Wie aus einer Studie des ifo Instituts für Wirtschaftsforschung hervorgeht, setzen große Unternehmen vor allem auf eine größere Anzahl von Zulieferern, während kleinere und mittelständische Unternehmen zunächst ihre Lagerhaltung erhöhen. „Bei einer kompletten Rückverlagerung könnte die reale Wirtschaftsleistung Deutschlands um fast zehn Prozent zurückgehen“, warnt Lisandra Flach, Leiterin des ifo Zentrums für Außenwirtschaft.
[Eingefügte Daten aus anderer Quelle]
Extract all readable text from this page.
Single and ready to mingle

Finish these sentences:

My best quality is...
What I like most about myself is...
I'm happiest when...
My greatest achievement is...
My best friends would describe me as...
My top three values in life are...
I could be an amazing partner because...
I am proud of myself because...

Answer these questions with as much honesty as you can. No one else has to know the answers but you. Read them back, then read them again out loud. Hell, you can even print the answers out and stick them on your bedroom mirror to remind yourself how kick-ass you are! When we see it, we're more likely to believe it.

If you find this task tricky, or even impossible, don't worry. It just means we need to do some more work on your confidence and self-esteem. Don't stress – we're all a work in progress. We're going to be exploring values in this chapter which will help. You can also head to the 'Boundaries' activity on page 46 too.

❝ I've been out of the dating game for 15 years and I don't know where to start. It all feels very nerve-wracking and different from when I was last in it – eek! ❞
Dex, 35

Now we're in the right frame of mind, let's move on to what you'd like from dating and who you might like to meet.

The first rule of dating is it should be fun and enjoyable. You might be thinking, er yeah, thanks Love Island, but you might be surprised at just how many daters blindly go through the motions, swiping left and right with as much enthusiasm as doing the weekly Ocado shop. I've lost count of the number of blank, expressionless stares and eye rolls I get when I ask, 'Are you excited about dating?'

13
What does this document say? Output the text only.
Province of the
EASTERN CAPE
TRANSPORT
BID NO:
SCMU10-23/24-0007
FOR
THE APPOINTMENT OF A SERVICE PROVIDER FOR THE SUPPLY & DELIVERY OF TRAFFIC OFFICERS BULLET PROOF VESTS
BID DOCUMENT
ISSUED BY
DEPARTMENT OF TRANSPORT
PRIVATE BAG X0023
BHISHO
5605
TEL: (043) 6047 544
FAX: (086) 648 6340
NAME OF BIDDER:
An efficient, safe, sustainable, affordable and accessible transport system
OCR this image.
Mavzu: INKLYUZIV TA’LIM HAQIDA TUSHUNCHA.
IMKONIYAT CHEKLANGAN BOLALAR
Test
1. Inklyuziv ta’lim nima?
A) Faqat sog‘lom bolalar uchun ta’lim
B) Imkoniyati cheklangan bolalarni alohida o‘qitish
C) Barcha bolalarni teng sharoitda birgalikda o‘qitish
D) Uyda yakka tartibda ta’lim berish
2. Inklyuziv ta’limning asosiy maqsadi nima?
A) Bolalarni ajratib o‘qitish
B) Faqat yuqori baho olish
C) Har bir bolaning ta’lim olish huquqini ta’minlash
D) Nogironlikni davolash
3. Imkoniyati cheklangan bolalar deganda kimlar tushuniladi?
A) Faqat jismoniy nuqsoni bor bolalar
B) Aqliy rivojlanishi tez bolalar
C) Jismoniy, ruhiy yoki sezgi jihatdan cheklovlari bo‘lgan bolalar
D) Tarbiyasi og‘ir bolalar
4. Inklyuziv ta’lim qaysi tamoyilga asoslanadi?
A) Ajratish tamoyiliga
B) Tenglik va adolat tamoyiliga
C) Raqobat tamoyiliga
Denn die Rückverlagerung der Produktion nach Europa bringt einen entscheidenden Faktor mit sich: Ohne technischen Fortschritt führt sie zu höheren Produktionskosten – und damit zu höheren Preisen und einer schlechteren Wettbewerbsfähigkeit. „Nicht zuletzt aus diesem Grund waren die Unternehmen in Europa in der Vergangenheit eher zurückhaltend mit Rückverlagerungen. So haben in Deutschland zwischen 2010 und 2012 nur zwei Prozent der Unternehmen des produzierenden Gewerbes Teile der Produktion zurückgeholt, von 2013 bis 2015 waren es mit drei Prozent etwas mehr“, zählt der Informationsdienst des Instituts der deutschen Wirtschaft auf.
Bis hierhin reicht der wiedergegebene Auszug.